Sorry my code's so messy and inefficient. I'm new to c++, so any critical advice on my technique is welcome as well.
I think that when you are looking for the next "currentNode", you should not start with lowestF = (nodes[currentNode].g + nodes[currentNode].h); because that value, in principle, will (always) be lower-or-equal-to any other nodes in the open-set. Just start with the value of std::numeric_limits<int>::max() or some very large number, or use a priority queue instead of an std::vector to store the nodes (like std::priority_queue, or boost::d_ary_heap_indirect).

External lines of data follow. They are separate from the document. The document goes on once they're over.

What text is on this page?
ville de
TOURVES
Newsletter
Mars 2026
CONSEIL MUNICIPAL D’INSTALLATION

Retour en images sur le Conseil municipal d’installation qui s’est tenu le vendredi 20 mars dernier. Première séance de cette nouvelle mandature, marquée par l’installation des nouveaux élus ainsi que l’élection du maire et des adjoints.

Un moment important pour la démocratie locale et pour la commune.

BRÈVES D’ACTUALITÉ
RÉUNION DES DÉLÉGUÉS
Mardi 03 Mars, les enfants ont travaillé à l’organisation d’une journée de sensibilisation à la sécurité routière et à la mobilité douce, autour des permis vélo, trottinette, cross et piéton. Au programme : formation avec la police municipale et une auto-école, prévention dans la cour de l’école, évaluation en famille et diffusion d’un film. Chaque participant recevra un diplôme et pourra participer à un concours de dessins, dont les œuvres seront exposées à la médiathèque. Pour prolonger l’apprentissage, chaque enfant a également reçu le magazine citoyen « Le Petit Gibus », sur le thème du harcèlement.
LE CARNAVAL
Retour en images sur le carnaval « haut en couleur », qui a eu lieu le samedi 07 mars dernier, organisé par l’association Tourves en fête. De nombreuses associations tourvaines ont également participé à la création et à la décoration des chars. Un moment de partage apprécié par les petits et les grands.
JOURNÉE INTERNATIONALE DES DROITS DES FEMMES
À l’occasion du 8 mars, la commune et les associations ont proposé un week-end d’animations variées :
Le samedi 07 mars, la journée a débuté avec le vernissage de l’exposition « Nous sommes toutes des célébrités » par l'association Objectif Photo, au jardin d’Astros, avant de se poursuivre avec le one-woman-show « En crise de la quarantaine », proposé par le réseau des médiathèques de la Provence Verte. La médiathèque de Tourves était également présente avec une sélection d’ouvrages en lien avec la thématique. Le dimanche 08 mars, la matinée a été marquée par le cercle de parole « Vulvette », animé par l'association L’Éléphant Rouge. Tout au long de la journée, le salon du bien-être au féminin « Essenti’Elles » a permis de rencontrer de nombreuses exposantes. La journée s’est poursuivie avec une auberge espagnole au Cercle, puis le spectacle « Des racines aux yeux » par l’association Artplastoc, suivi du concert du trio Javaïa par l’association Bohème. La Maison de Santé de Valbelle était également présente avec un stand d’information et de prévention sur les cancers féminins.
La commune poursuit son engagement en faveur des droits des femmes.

I'm pretty sure that is the problem. And since your heuristic can very often be equal to the actual path-distance obtained, there is a good chance that following nodes in the open-set turn out to have the same cost (g+h) as the currentNode. This would explain why certain paths get explored and others don't and why it gets stuck.